The blood provides an easily accessible tissue that can be repeatedly sampled to characterise pre-morbid markers of risk. The extent to which it can provide mechanistic insights into diseases that are considered predominantly brain-based, however, is a perennial subject of debate. Cis meQTL effects tend to be highly correlated (r = 0.78) between the blood and the brain [63], supporting the use of the blood to study the effects of genetic risk factors for brain-based diseases. It is also important to note the increasing recognition of the role of peripheral processes in conferring risk for AD [64]. As the blood provides a conduit by which many circulating factors (e.g. plasma proteins and microbial metabolites) reach the brain and affect brain ageing [65], assessing DNA methylation in the blood is likely to be informative regarding systemic factors contributing to AD pathogenesis. Although APOE is synthesised separately in the blood and the brain and neither APOE nor cholesterol can cross the blood-brain barrier [66, 67], there is cross-talk between brain and blood cholesterol via oxysterols [67], levels of which vary by APOE ε2/ε3/ε4 haplotype [68]. Peripheral hypercholesterolemia has been associated with increased oxysterol levels in the brain, which have been implicated in with production and accumulation of Aβ, increased neuroinflammation and neuronal death [67].

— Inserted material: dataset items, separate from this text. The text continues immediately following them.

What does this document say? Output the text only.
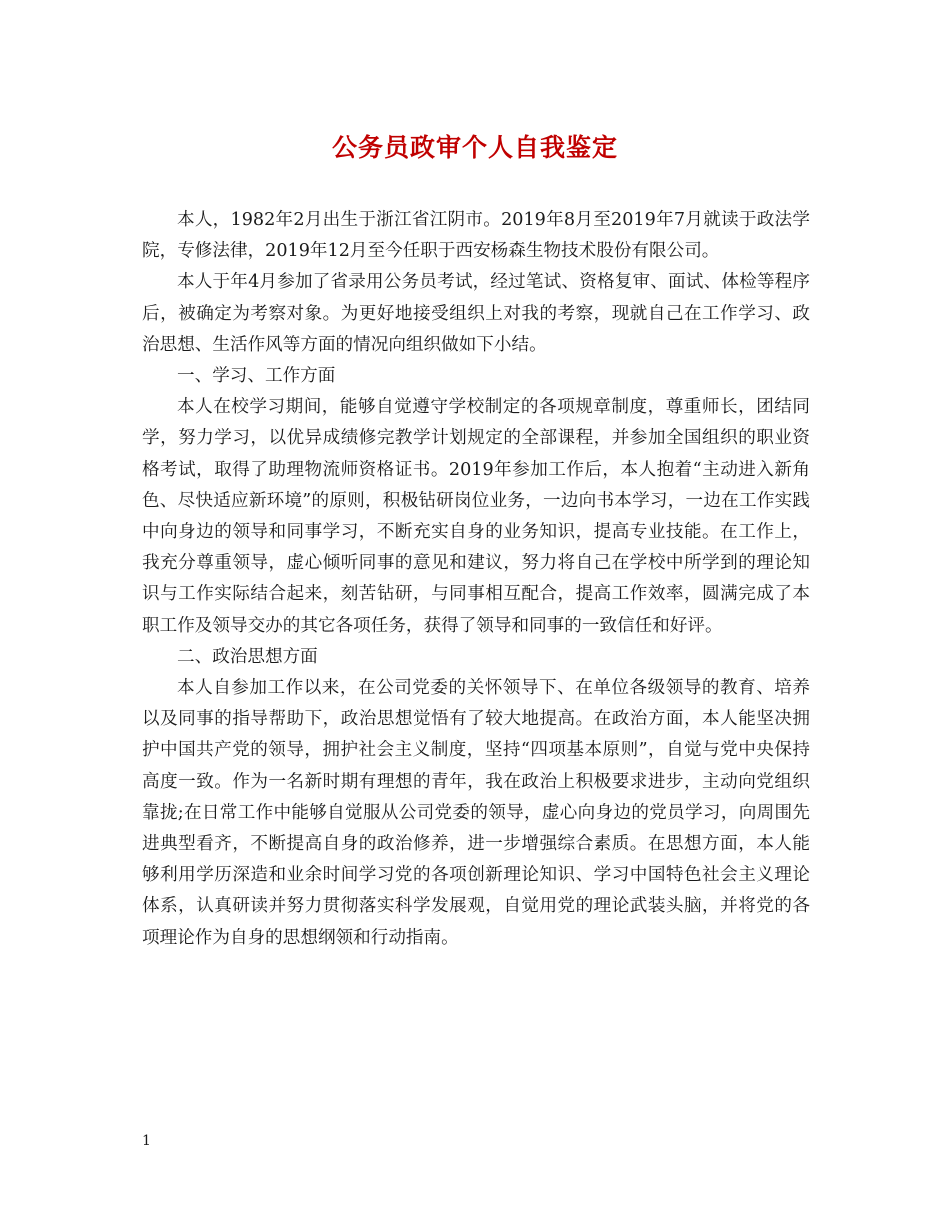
公务员政审个人自我鉴定

本人，1982年2月出生于浙江省江阴市。2019年8月至2019年7月就读于政法学院，专修法律，2019年12月至今任职于西安杨森生物技术股份有限公司。

本人于年4月参加了省录用公务员考试，经过笔试、资格复审、面试、体检等程序后，被确定为考察对象。为更好地接受组织上对我的考察，现就自己在工作学习、政治思想、生活作风等方面的情况向组织做如下小结。

一、学习、工作方面

本人在校学习期间，能够自觉遵守学校制定的各项规章制度，尊重师长，团结同学，努力学习，以优异成绩修完教学计划规定的全部课程，并参加全国组织的职业资格考试，取得了助理物流师资格证书。2019年参加工作后，本人抱着“主动进入新角色、尽快适应新环境”的原则，积极钻研岗位业务，一边向书本学习，一边在工作实践中向身边的领导和同事学习，不断充实自身的业务知识，提高专业技能。在工作上，我充分尊重领导，虚心倾听同事的意见和建议，努力将自己在学校中所学到的理论知识与工作实际结合起来，刻苦钻研，与同事相互配合，提高工作效率，圆满完成了本职工作及领导交办的其它各项任务，获得了领导和同事的一致信任和好评。

二、政治思想方面

本人自参加工作以来，在公司党委的关怀领导下、在单位各级领导的教育、培养以及同事的指导帮助下，政治思想觉悟有了较大地提高。在政治方面，本人能坚决拥护中国共产党的领导，拥护社会主义制度，坚持“四项基本原则”，自觉与党中央保持高度一致。作为一名新时期有理想的青年，我在政治上积极要求进步，主动向党组织靠拢;在日常工作中能够自觉服从公司党委的领导，虚心向身边的党员学习，向周围先进典型看齐，不断提高自身的政治修养，进一步增强综合素质。在思想方面，本人能够利用学历深造和业余时间学习党的各项创新理论知识、学习中国特色社会主义理论体系，认真研读并努力贯彻落实科学发展观，自觉用党的理论武装头脑，并将党的各项理论作为自身的思想纲领和行动指南。

1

The association between APOE genotype and AD varies between populations [5], with studies in populations of Hispanic and African ancestry often reporting attenuated effect sizes for the ε4 allele compared to studies involving European and Asian participants [69, 70]. Moreover, Rajabli et al. [70] have shown that genetic variation local to APOE is likely to confer protection from the effects of the ε4 allele in individuals of African ancestry. As the participants in the present study were of European ancestry, it should be noted that these findings are likely to be European-specific and future studies should assess their generalisability and relevance to AD pathogenesis in other populations.

Conclusions

This is the first study to characterise epigenome-wide DNA methylation differences between carriers of APOE ε4 and ε2. In AD-free individuals, we identified several methylation differences both at the APOE locus and in the rest of the genome, which converge on lipid-related pathways. Strengths of the study include the large samples available for EWAS analysis, the epigenome-wide approach, the use of a well-phenotyped cohort with genotype data and the avoidance of reverse causation by studying AD-free participants. Future studies should investigate the causal relationship between APOE genotype, DNA methylation and lipid-related processes and their role in AD pathogenesis.